Doctor Who catchup: libraries are great settings, don't you think?

Jun 09, 2008 12:40

So yesterday I talked Mr P into skipping over most of our current Doctor Who season backlog, and just watching the Steven Moffat-written two-parter that concluded this weekend. "Silence in the Library" and "Forests of the Dead": mostly we liked them.

Setups and payoffs: in the very first moments, we see everything. Library, kid, "spoilers", and "death lends heft". The principle of script parsimony is in action-- everything tells, and most things have multiple uses. Data ghosting and saving to the computer pay off several ways (the creepiness of "hey who turned out the lights?" and the ending).
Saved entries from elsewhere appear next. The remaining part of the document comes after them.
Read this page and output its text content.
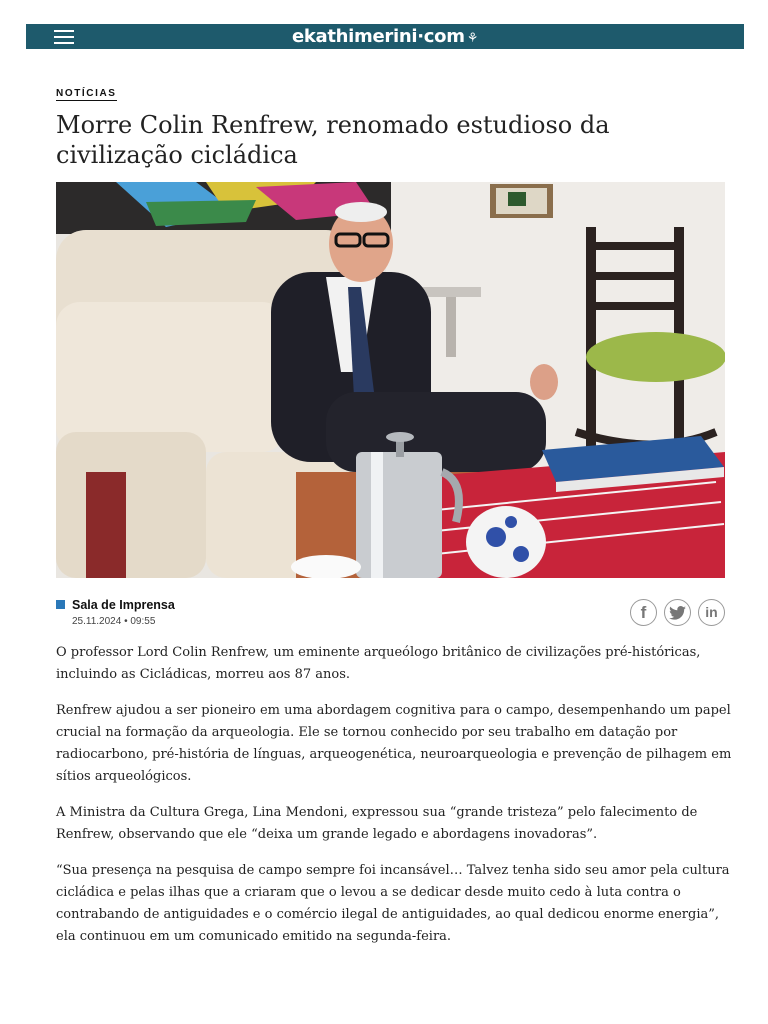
ekathimerini·com ⚘
NOTÍCIAS
Morre Colin Renfrew, renomado estudioso da civilização cicládica
Sala de Imprensa
25.11.2024 • 09:55	f	in

O professor Lord Colin Renfrew, um eminente arqueólogo britânico de civilizações pré-históricas, incluindo as Cicládicas, morreu aos 87 anos.

Renfrew ajudou a ser pioneiro em uma abordagem cognitiva para o campo, desempenhando um papel crucial na formação da arqueologia. Ele se tornou conhecido por seu trabalho em datação por radiocarbono, pré-história de línguas, arqueogenética, neuroarqueologia e prevenção de pilhagem em sítios arqueológicos.

A Ministra da Cultura Grega, Lina Mendoni, expressou sua “grande tristeza” pelo falecimento de Renfrew, observando que ele “deixa um grande legado e abordagens inovadoras”.

“Sua presença na pesquisa de campo sempre foi incansável… Talvez tenha sido seu amor pela cultura cicládica e pelas ilhas que a criaram que o levou a se dedicar desde muito cedo à luta contra o contrabando de antiguidades e o comércio ilegal de antiguidades, ao qual dedicou enorme energia”, ela continuou em um comunicado emitido na segunda-feira.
I like that Moffat seems to think about the interesting issues of the "time" part of "travels in time and space". He's shown us in a couple of scripts the way the Doctor is a prisoner of time's rules as much as any of us; more painfully, perhaps, because he violates them in some ways. But his own timeline is fixed. Ouch.

Lame writing: Underlining the point about what she whispered in his ear. Have her do it, have him return to it at the very end in his last conversation with her. Don't remind us in a heavy-handed conversation with the Red Shirt. (Successful writing: I feel guilty for not remembering the Red Shirt's name, because we liked her as much as the Doctor did.) Also lame was his failure to connect "forests" with "books" immediately, because, you know, Mr P and I did when we saw the title of the episode. The Vashta Nerada, or however it's spelled, were not very convincing. ("Blink" was way scarier.)

I remain unsure about the "everybody dies" versus "nobody dies" thing at the end. It was a bit of a retread of "The Doctor Dances", only without Eccleston's manic energy in the delivery. Tennant has a different kind of mania. This might just be "Nine was my first Doctor and I'll never forgive the rat bastard who replaced him" in action, though. The glowing white yes-it's-heaven thing at the end was a bit creepy. Who were the other two kids?

Professor River Song rocks my socks. Mr P had her pegged for a Time Lord early on, which I think was incorrect, but says she was successfully coming across as the Doctor's equal. Mr P thinks it would be best if she didn't ever appear on the series as a Companion, thinking it's more poignant if this is all we see of her. (Since there is so much of the Doctor's life we don't see.) But I'd be fine with a strong, intelligent, educated, daring woman on my TV screen a whole bunch. There are some very obvious hooks to hang fresh plots on here: what is the one time he'd tell her his name? what are the adventures they have together? And Moffat's in charge soon, so at the moment I'm betting on seeing her again.

Donna didn't have much a role in this, though she was given the traditional woman's role of "show compassion for somebody". Am not particularly gassed by the implication that all she really wants is a gorgeous guy who can't talk and then she's happy. Erk. River Song is way more my role model, thanks. Donna doesn't have to be like this, either.